Siate custodi della vostra indole secolare, di una fede che genera nuovi cristiani e diventa missionaria, andando per le strade e nelle periferie, prendendosi cura degli ultimi, dei poveri e dei migranti. Recuperate l’entusiasmo di una volta, il dinamismo missionario che vi ha sempre contraddistinto, l’impegno nella città, senza cui la vostra identità e carisma rischiano di venir meno. Che la vostra aspirazione non sia quella «di far parte del sinedrio delle parrocchie che circonda il parroco, ma la passione per il regno» (Papa Francesco). Camminare nella Chiesa, condividendone l’attività apostolica, vi porta ad essere spesso in prima fila. Ma il vostro ideale non sia quello di essere i primi della classe, i maestri-censori di chi ha un passo più rallentato. Mettete in campo tutto il vostro entusiasmo apostolico per attirare a Cristo gli ultimi della fila, coloro che si dicono poco praticanti.
Il messaggio più prezioso che come AC dovete trasmettere nelle nostre comunità è essere mendicanti del Regno, “trattando le cose temporali e ordinandole secondo Dio”. Quest’indole secolare vi porta a “contribuire, quasi dall’interno a modo di fermento, alla santificazione del mondo, esercitando il proprio ufficio sotto la guida dello spirito evangelico, e in questo modo a manifestare Cristo agli altri principalmente con la testimonianza della loro stessa vita e col fulgore della loro fede, della loro speranza e carità” (Lumen gentium 31). Riscoprire la ricchezza e profondità di questo testo conciliare vi aiuterà a custodire e valorizzare il vostro carisma laicale che tanto bene fa alla Chiesa.

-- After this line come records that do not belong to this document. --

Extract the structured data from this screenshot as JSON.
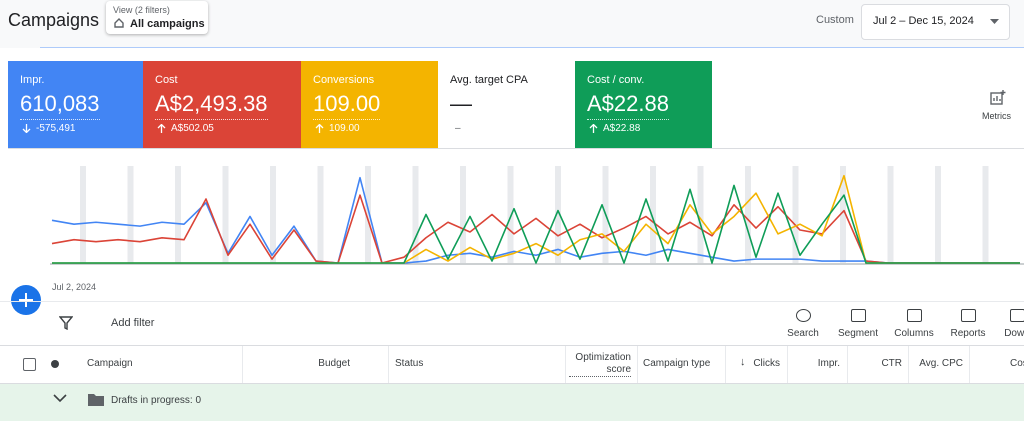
{
  "header": {
    "title": "Campaigns",
    "view": {
      "label": "View (2 filters)",
      "value": "All campaigns"
    },
    "range_label": "Custom",
    "date_range": "Jul 2 – Dec 15, 2024"
  },
  "metrics": [
    {
      "label": "Impr.",
      "value": "610,083",
      "change": "-575,491",
      "color": "#4285f4"
    },
    {
      "label": "Cost",
      "value": "A$2,493.38",
      "change": "A$502.05",
      "color": "#db4437"
    },
    {
      "label": "Conversions",
      "value": "109.00",
      "change": "109.00",
      "color": "#f4b400"
    },
    {
      "label": "Avg. target CPA",
      "value": "—",
      "change": "–"
    },
    {
      "label": "Cost / conv.",
      "value": "A$22.88",
      "change": "A$22.88",
      "color": "#0f9d58"
    }
  ],
  "metrics_button": "Metrics",
  "trend": {
    "start_label": "Jul 2, 2024",
    "ylim": [
      0,
      100
    ],
    "series": [
      {
        "color": "#4285f4",
        "values": [
          44,
          40,
          42,
          40,
          38,
          42,
          40,
          62,
          10,
          48,
          8,
          38,
          2,
          0,
          88,
          0,
          0,
          2,
          8,
          10,
          6,
          12,
          8,
          14,
          6,
          10,
          12,
          8,
          14,
          10,
          6,
          2,
          4,
          4,
          4,
          2,
          2,
          2,
          0,
          0,
          0,
          0,
          0,
          0,
          0
        ]
      },
      {
        "color": "#db4437",
        "values": [
          20,
          24,
          22,
          24,
          22,
          26,
          24,
          66,
          8,
          40,
          4,
          34,
          2,
          0,
          70,
          0,
          6,
          26,
          42,
          32,
          50,
          30,
          46,
          28,
          40,
          26,
          36,
          48,
          30,
          42,
          28,
          60,
          36,
          58,
          34,
          30,
          54,
          2,
          0,
          0,
          0,
          0,
          0,
          0,
          0
        ]
      },
      {
        "color": "#f4b400",
        "values": [
          0,
          0,
          0,
          0,
          0,
          0,
          0,
          0,
          0,
          0,
          0,
          0,
          0,
          0,
          0,
          0,
          0,
          14,
          2,
          16,
          4,
          10,
          20,
          8,
          24,
          30,
          12,
          40,
          20,
          60,
          30,
          48,
          72,
          30,
          40,
          28,
          90,
          0,
          0,
          0,
          0,
          0,
          0,
          0,
          0
        ]
      },
      {
        "color": "#0f9d58",
        "values": [
          0,
          0,
          0,
          0,
          0,
          0,
          0,
          0,
          0,
          0,
          0,
          0,
          0,
          0,
          0,
          0,
          0,
          50,
          4,
          48,
          2,
          56,
          0,
          54,
          4,
          60,
          0,
          66,
          2,
          76,
          0,
          80,
          6,
          72,
          8,
          40,
          70,
          0,
          0,
          0,
          0,
          0,
          0,
          0,
          0
        ]
      }
    ]
  },
  "toolbar": {
    "filter": "Add filter",
    "actions": [
      "Search",
      "Segment",
      "Columns",
      "Reports",
      "Down"
    ]
  },
  "table": {
    "columns": [
      "Campaign",
      "Budget",
      "Status",
      "Optimization score",
      "Campaign type",
      "Clicks",
      "Impr.",
      "CTR",
      "Avg. CPC",
      "Cos"
    ],
    "rows": [
      [
        "Drafts in progress: 0"
      ]
    ]
  }
}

Sogno un’AC veramente laicale, che mette da parte gli abiti clericali e si pone a servizio del mondo più che delle sacrestie. Sappiate osare di più: non siete più fedeli alla Chiesa, se aspettate a ogni passo che i sacerdoti o il vostro parroco vi dicano che cosa dovete fare.

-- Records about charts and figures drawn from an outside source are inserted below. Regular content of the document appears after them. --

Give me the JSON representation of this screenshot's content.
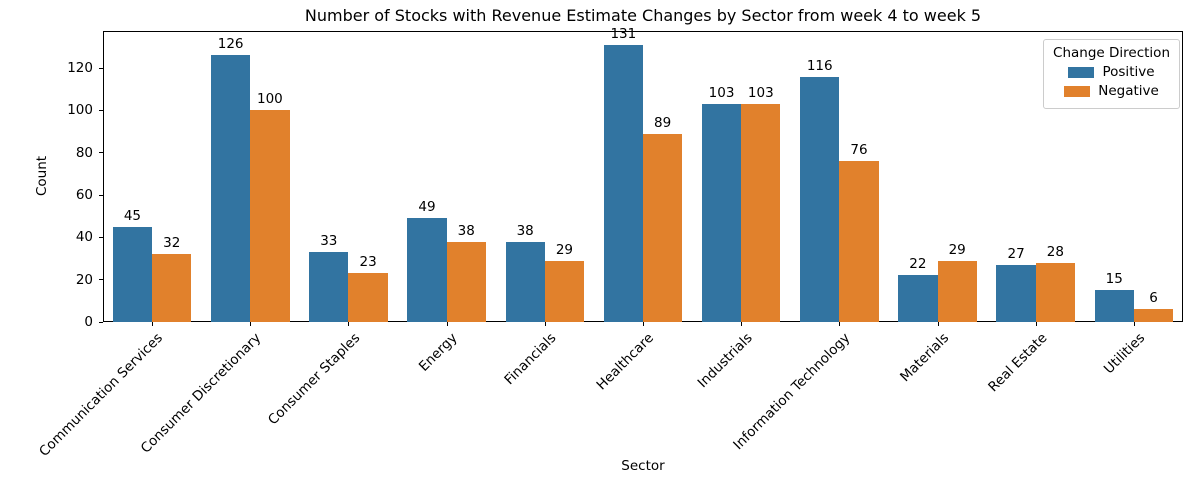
{
  "chart_data": {
    "type": "bar",
    "title": "Number of Stocks with Revenue Estimate Changes by Sector from week 4 to week 5",
    "xlabel": "Sector",
    "ylabel": "Count",
    "categories": [
      "Communication Services",
      "Consumer Discretionary",
      "Consumer Staples",
      "Energy",
      "Financials",
      "Healthcare",
      "Industrials",
      "Information Technology",
      "Materials",
      "Real Estate",
      "Utilities"
    ],
    "series": [
      {
        "name": "Positive",
        "color": "#3274a1",
        "values": [
          45,
          126,
          33,
          49,
          38,
          131,
          103,
          116,
          22,
          27,
          15
        ]
      },
      {
        "name": "Negative",
        "color": "#e1812c",
        "values": [
          32,
          100,
          23,
          38,
          29,
          89,
          103,
          76,
          29,
          28,
          6
        ]
      }
    ],
    "yticks": [
      0,
      20,
      40,
      60,
      80,
      100,
      120
    ],
    "ylim": [
      0,
      137.5
    ],
    "bar_value_labels": true,
    "grid": false,
    "legend": {
      "title": "Change Direction",
      "position": "upper right"
    }
  }
}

Comportatevi da adulti nella fede, in modo che nessuno possa opporre riserve alla vostra passione per il Cristo e il Vangelo. È quello di cui ha bisogno la nostra Chiesa oggi. Le parrocchie e i sacerdoti, che possono contare su un’AC viva, che ha la sua dimora fuori del recinto sacro e che non trascura la contemplazione, l’Eucaristia e l’ascolto della Parola, sanno di avere una risorsa in più.
In questo tempo di grazia, possa ciascuno di Voi sperimentare la gioia dell’incontro col Risorto e poter cantare tutti insieme l’Alleluia pasquale. Sentiamoci vicini e lasciamo che il suo amore trasformi la nostra vita. Possiamo ben dire, in questa emergenza sanitaria, che questo tempo “ci porta e ci fa conoscere un nuovo inizio” (Atanasio, Lettere pasquali). È il nuovo che siamo chiamati a discernere, lasciandoci rinnovare dalla vita che risorge. Disponiamoci a vivere il nuovo che sta accadendo qui e ora con cuore pentito e riconciliato, rinnovati dal lievito di Cristo, nostra speranza (cfr. 1 Corinzi 15)!
Chiedo a ciascuno di Voi una preghiera per me, per i sacerdoti, per tutta la nostra chiesa diocesana. Altrettanto farò per tutti voi, che mi siete tanto cari.
Il Signore volga il suo sguardo su ciascuno di noi e ci renda nuovi nelle intenzioni e nelle opere, facendoci gustare la bellezza dell’essere risorti in Cristo. Amen!